Let me put it this way: either you believe in the Resurrection or you don't. Nothing I can say will convince you either way. I leave it up to your own discretion whether you choose to believe or disbelieve it.
But the Resurrection is not JUST about Jesus, not just about an event which may or may not have happened some 2000 years ago.
I want to sidestep the superficial question of the actual event itself to demonstrate that the Resurrection teaches us lessons which are more urgent than ever for us to absorb, regardless of our faith disposition (or lack thereof, as the case may be).
First of all, let's look at the species issues. The story of the Crucifixion and Resurrection is a story of systemic injustice. Pilate and the Romans, the Pharisees, Annas, and Caiaphas are all examples of officialdom run amok. They are examples of political, religious and social elitism at their worst. They are examples of fear, anger, hatred, discrimination, bigotry, greed, selfishness and cowardice, not only on a personal level, but also on a systemic level.

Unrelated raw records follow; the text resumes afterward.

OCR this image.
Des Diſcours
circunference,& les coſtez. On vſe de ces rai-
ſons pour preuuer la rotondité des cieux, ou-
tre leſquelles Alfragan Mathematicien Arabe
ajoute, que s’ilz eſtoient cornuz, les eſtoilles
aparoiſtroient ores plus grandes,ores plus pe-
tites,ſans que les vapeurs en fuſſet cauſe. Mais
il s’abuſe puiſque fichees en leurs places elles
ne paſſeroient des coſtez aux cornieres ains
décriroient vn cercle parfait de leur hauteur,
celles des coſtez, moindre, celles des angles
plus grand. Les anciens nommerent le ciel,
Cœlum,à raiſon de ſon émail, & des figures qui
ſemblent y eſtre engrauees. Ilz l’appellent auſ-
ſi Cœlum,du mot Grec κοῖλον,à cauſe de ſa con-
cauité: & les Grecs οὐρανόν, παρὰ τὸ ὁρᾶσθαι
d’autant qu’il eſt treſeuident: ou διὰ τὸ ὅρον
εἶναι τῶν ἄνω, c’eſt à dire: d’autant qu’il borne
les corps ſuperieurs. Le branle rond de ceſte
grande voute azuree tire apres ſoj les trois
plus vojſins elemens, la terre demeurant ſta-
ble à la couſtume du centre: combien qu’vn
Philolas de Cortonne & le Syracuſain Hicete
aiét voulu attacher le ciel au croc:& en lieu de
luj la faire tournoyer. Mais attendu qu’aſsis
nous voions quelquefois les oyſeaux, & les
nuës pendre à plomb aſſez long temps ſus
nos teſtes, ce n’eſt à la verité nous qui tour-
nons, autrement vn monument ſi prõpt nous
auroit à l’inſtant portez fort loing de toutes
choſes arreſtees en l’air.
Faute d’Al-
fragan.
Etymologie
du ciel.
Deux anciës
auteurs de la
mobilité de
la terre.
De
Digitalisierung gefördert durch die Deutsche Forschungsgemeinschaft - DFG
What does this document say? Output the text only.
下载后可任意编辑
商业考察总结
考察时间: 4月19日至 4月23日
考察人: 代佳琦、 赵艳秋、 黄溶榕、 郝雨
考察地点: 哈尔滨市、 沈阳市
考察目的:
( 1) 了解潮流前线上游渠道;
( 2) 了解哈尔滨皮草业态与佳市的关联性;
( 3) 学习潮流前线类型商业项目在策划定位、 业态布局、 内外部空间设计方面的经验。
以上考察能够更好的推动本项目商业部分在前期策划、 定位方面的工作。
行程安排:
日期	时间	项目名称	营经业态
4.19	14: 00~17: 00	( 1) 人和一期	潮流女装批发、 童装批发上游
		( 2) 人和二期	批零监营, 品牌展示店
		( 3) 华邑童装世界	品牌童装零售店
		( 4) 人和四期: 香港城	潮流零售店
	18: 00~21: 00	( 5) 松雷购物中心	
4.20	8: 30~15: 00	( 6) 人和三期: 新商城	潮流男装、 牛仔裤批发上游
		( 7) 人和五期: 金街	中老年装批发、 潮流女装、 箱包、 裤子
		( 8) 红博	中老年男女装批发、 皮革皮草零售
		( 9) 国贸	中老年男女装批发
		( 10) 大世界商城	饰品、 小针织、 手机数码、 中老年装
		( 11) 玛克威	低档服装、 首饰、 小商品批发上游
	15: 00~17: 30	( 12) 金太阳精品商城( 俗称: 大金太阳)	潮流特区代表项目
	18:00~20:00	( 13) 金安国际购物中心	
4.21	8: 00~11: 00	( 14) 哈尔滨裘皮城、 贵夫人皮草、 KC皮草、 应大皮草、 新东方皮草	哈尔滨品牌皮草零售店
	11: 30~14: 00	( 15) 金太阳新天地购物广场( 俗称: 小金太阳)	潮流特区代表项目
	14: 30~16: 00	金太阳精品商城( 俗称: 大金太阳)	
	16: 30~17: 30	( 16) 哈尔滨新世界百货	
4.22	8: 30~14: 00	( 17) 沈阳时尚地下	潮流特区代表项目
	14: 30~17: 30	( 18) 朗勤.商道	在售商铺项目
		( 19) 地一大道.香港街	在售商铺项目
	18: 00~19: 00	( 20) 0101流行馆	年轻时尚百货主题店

I would love to say that society has learned its lesson, but I would be at great pains to name a decade or even a year since Christ's time (or before, for that matter) which was not punctuated by dictatorships or despotism somewhere in the world. I cannot name a period in history which was not punctuated by an elite living off the sweat of the masses.
But Christ was not just a man. He was (or has become in the minds of the faithful) a paragon of the best that humanity has to offer, the best of what God represents: patience, charity, forgiveness, mercy, justice, peace, love.
What the Resurrection tells us as a species is that despite the injustice of "the system", despite the injustice of elitism, the virtues that Christ represented cannot die. There is something in the human spirit which strives for these values, and as long as we strive for them, good will conquer.
This lesson is all the more important as we face global warming, overpopulation, energy crises and diminishing resources, all of which can be attributed either directly or indirectly to greed, consumerism and short-sighted self-interest. We need to be reminded that those virtues exist, and if we want to leave our planet in manageable condition for our progeny, we would be best to put our vices aside and adopt those virtues instead.
On a more personal level, however, the Resurrection can touch us individually as well.
Everyone, and I mean EVERYONE in the world can relate to going through hard times. Everyone of us can relate to feeling that we are dwelling in darkness. Every single human being has felt utter helplessness and hopelessness at some point. If you have not, place your index and middle fingers to the hollow of your throat and check for a pulse.
Ever had depression? Mental illness? Physical illness? Money problems? The death of someone near to you? Divorce? Loss of a job?
Then you can relate to feeling like you are trapped in the dank darkness of a tomb.
The question is not whether Jesus was dead and came back to life. The question is how can we relate to dwelling in darkness, coping with death (literally or figuratively), being trapped by a stone in our own lives?
Pretty easily, I expect.
Maybe we can also relate to that stone rolling away. Maybe we can relate to that which is oppressing us being lifted. Maybe we can relate to standing in the light of morning, breathing the fresh air of hope when we never thought we would or could ever again.
Maybe we can relate to coming back to life ourselves.
This Easter, many people are likely still dwelling in darkness, and the hope that the Resurrection represents is as ludicrous and amorphous as the concept of a man coming back from the dead.
In which case, I would urge you to locate the stone that is standing in your way. Locate and identify it, whether that means seeking a doctor or therapist, whether it means asking friends and family for help.
Roll away your stone and live again.